Pero no es solo el clima lo que pone en jaque a los agricultores. El mercado se ve dominado por importaciones baratas, y las nueces locales, a pesar de su alta calidad, no pueden competir en precio. En los últimos diez años, la superficie cultivada ha pasado de 30.000 a 12.000 hectáreas, y solo unas 9.000 realmente producen frutos. Muchas explotaciones están al borde de la supervivencia, y buena parte de los campos han sido abandonados.
Ante esta situación, científicos y agricultores buscan soluciones no convencionales. Una de las propuestas es utilizar la polinización artificial para compensar la falta de polen. También se estudia la posibilidad de riego con aguas residuales tratadas, aunque los nogales son muy sensibles a la calidad del agua. En la región se ha puesto en marcha el proyecto ADAPTEX, que agrupa investigaciones sobre nuevas variedades, protección contra el calor y control de plagas. Todo ello busca ayudar a los productores locales a sobrevivir en las nuevas condiciones.

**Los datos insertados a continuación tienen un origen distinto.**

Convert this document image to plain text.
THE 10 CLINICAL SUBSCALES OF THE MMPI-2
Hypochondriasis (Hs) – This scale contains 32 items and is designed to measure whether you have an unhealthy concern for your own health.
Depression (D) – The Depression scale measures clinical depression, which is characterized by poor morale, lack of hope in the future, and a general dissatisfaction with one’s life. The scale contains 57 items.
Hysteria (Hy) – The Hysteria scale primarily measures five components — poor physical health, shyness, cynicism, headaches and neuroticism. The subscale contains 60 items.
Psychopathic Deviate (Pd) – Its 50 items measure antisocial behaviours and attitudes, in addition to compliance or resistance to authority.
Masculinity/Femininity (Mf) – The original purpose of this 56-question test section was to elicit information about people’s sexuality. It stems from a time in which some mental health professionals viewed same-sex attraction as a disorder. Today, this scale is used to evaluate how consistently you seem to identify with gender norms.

Sin embargo, el problema no es solo tecnológico. Los jóvenes no muestran prisa por continuar con el trabajo familiar: las labores del campo parecen demasiado duras e inestables. Muchos se ven obligados a buscar ingresos adicionales, combinando la agricultura con otras ocupaciones. A pesar de todo, los entusiastas no se rinden — creen que los nogales aún pueden recuperarse si se logran precios justos y apoyo para los productos locales. En Tarragona se organizan festivales y concursos dedicados a la nuez para recordar a los habitantes la importancia de este cultivo en la región e inspirar a las nuevas generaciones de agricultores.